Леонид Витальевич кивнул.
- Нет, как все-таки у них язык поворачивается?! - вдруг начал он горячо. - Закрыв все школы, просить учителя засвидетельствовать расцвет культуры!.. Это все равно что…
- Знаете, нам надо с вами потолковать немного, - деловито прервал его Микола Львович. - Пожалуй, мы с Волей вас проводим. Ты как, Воля, даешь согласие?
Посреди двора, однако, Бабинец остановился и, убедившись, что никого поблизости нет, дальше не пошел.
- Нас, подпольщиков, в городе немного, не столько, сколько партизан в лесах, - проговорил он негромко. - Каждый на учете, каждый дорог.
«Я - подпольщик!..» - мелькнуло в голове у Воли. Еще ни разу, даже мысленно, он не называл себя так. И вот Бабинец без торжественности и не в похвалу - просто потому, что к слову пришлось, - назвал его подпольщиком…

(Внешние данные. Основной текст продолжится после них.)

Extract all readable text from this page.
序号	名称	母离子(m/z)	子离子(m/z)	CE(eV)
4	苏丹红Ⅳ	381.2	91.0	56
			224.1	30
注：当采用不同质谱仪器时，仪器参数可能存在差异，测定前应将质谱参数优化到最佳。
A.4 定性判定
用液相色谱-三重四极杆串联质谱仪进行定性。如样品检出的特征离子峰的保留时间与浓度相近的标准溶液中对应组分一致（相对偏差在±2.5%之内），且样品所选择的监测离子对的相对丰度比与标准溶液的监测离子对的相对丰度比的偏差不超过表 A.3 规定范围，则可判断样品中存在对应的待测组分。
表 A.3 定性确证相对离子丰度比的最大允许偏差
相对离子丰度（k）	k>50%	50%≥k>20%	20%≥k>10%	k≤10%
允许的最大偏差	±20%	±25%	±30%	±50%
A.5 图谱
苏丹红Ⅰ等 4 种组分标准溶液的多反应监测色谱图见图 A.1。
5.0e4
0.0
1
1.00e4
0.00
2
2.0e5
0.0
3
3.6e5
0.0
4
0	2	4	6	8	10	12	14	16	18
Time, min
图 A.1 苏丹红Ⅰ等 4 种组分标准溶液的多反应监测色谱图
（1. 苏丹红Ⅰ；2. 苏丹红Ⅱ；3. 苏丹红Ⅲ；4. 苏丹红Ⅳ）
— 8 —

Чувство гордости не проходило, не рассеивалось, и, ни на миг не забывая о том, что он подпольщик, о том, что скоро фашисты потерпят поражение, о том, что дома у них Гнедин, Воля слушал Миколу Львовича, который тем временем продолжал:
- …А вы!.. (Это относилось к Леониду Витальевичу.) Раз-два, со мной не посоветовавшись, в лицо фашистскому прислужнику выкладываете, что вы о его хозяевах думаете! И он, довольный, бежит небось к своему редактору или прямо в гестапо. И - нет вас!.. А вы бы еще пригодились, мы бы с вами… Понимаете хоть, что сделали?!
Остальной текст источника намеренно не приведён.